The public mostly knows Bork for his failed nomination battle to the Supreme Court in the 1980s. It was the opening salvo in the politics of personal destruction that dominates the political landscape today. It was the first time the tactics of Saul Alinsky were applied to the national debate.
“The Left was not content to debate ideas,” McSweeney noted. “It set out to destroy Bork while lionizing Ted Kennedy, a man obviously lacking in moral character and whose attacks against Bork were shrill, despicable and unjustified.”
Bork entered the nomination hearings believing they were part of a civil discourse about legal theory, constitutional principles and one’s fitness for serving on the nation’s highest court. Bork’s legal scholarship was so important, however, that the Left didn’t want to just block his nomination, they sought to destroy his reputation. Even today, almost thirty years later, many on the Right don’t fully appreciate that “borking” one’s political opponent is now the Left’s standard operating procedure.
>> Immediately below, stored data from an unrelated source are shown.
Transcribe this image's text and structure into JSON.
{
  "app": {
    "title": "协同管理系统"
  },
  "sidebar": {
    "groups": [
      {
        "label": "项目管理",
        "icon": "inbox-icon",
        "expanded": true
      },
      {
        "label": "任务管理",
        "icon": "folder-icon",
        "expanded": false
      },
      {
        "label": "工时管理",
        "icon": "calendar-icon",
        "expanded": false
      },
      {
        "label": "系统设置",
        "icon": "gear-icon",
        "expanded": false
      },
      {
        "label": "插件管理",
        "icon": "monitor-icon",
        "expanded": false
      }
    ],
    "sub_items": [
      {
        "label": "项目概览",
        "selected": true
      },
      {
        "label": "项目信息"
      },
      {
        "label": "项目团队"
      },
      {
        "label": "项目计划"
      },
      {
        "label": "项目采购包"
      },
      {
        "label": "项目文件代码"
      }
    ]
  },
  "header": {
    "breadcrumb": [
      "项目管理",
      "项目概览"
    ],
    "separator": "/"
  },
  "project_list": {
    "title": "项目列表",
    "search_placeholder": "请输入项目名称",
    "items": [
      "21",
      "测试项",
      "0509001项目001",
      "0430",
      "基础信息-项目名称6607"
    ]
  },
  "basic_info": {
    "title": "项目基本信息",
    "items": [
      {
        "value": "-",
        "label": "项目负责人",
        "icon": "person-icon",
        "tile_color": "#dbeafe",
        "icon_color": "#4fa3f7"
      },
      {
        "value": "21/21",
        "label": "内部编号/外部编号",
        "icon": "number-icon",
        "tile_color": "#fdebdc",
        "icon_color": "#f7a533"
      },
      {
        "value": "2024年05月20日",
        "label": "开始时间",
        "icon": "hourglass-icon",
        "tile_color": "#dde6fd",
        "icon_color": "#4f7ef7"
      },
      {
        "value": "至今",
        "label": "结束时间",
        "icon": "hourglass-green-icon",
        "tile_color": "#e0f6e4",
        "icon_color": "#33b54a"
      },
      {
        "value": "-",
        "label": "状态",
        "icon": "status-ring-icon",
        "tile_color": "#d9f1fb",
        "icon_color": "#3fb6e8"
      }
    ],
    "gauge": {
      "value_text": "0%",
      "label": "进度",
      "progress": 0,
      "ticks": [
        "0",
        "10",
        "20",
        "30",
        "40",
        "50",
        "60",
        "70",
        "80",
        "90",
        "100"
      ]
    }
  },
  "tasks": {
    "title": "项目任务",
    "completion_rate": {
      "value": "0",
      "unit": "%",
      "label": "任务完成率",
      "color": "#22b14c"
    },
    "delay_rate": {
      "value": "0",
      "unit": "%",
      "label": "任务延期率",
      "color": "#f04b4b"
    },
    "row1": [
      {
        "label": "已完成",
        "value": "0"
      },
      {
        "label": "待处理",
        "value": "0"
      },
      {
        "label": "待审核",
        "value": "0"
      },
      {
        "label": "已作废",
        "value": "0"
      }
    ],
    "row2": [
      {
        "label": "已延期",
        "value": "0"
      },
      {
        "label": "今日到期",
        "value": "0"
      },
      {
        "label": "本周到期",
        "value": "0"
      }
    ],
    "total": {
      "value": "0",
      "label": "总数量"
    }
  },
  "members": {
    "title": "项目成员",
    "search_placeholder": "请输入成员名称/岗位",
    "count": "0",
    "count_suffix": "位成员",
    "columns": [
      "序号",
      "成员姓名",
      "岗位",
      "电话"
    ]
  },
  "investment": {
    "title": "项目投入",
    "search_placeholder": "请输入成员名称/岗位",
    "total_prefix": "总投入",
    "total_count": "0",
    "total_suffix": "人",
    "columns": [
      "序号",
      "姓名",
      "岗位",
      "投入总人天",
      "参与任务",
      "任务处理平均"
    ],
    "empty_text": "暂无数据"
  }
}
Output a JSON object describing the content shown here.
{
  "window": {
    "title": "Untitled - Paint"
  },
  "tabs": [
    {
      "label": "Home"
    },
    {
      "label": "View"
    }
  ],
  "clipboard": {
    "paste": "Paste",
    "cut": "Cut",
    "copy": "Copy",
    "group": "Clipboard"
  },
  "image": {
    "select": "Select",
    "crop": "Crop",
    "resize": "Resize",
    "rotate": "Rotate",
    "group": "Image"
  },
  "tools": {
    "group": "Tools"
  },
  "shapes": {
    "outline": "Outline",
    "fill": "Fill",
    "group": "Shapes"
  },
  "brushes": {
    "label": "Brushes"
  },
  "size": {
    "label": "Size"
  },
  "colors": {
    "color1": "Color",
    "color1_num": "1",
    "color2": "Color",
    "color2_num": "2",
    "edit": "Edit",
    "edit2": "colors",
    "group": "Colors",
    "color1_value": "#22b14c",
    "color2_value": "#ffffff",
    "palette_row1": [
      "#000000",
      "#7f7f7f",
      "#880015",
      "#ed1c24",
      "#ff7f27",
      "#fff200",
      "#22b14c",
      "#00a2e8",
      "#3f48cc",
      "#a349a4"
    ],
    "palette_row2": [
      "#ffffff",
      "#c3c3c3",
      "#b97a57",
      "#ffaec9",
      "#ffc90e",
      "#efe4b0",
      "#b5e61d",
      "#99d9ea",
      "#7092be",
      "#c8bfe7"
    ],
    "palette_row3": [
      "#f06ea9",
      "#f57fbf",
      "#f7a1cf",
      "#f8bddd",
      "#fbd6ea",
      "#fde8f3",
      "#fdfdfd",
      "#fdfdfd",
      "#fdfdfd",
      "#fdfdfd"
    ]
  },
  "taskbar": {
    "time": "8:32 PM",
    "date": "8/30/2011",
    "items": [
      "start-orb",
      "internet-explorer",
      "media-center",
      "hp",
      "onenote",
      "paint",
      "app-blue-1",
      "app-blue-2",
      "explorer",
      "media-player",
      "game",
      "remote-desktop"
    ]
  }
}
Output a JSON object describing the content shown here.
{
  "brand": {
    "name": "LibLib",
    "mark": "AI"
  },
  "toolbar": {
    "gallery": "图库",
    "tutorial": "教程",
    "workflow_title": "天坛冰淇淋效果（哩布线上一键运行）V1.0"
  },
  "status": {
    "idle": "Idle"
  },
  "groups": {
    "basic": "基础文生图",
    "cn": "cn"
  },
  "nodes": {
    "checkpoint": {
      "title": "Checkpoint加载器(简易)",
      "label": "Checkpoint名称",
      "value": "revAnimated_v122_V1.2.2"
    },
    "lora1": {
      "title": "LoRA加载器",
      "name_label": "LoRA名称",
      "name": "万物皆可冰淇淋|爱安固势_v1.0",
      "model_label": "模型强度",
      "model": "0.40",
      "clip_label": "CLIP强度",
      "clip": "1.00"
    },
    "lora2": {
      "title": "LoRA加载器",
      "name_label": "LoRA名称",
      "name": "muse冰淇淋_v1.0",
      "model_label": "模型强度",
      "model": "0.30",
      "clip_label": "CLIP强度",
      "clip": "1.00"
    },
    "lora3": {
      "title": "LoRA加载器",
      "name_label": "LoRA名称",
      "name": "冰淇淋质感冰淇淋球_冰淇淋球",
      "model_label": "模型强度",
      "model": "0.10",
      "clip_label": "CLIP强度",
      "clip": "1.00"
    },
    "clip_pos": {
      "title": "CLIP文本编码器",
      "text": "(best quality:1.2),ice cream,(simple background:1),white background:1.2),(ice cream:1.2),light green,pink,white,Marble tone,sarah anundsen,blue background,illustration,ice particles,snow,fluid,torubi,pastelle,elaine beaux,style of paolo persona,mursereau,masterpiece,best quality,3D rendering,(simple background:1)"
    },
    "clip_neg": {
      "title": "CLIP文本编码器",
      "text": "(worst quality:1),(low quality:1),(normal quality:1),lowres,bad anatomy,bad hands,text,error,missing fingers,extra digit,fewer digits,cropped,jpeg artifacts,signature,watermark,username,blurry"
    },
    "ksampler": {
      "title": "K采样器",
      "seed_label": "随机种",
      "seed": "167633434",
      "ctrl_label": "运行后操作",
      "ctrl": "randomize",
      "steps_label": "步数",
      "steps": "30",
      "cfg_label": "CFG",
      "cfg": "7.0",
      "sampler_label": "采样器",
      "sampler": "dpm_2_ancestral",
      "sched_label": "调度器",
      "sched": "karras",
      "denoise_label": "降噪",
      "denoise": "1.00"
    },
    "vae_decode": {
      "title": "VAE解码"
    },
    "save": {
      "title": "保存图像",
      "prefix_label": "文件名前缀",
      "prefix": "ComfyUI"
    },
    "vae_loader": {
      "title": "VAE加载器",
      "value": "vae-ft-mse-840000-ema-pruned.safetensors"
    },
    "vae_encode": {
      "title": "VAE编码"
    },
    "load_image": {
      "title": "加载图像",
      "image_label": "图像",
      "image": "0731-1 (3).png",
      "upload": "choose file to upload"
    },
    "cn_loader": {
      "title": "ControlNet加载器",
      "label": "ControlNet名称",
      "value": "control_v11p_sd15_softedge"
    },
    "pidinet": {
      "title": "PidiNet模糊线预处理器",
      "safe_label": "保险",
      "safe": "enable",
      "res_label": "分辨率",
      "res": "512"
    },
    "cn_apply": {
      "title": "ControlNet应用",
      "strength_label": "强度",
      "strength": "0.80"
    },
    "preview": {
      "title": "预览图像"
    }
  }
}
“In time,” McSweeney add, “Bork’s thoughtful approach to the law will be evident and most of his countrymen will come to regret that he was denied the opportunity to serve on the nation’s highest court.”
I will leave for another day the fact that no media outlets noted yesterday’s service. The wire services were silent as one of the nation’s foremost legal scholars was bid farewell by his friends.
Bork left this mortal coil engulfed in the love and devotion of family, friends and colleagues. He leaves behind a body of work that will shape legal thinking in this country for decades to come. A man can’t ask for much more than that. Rest in peace.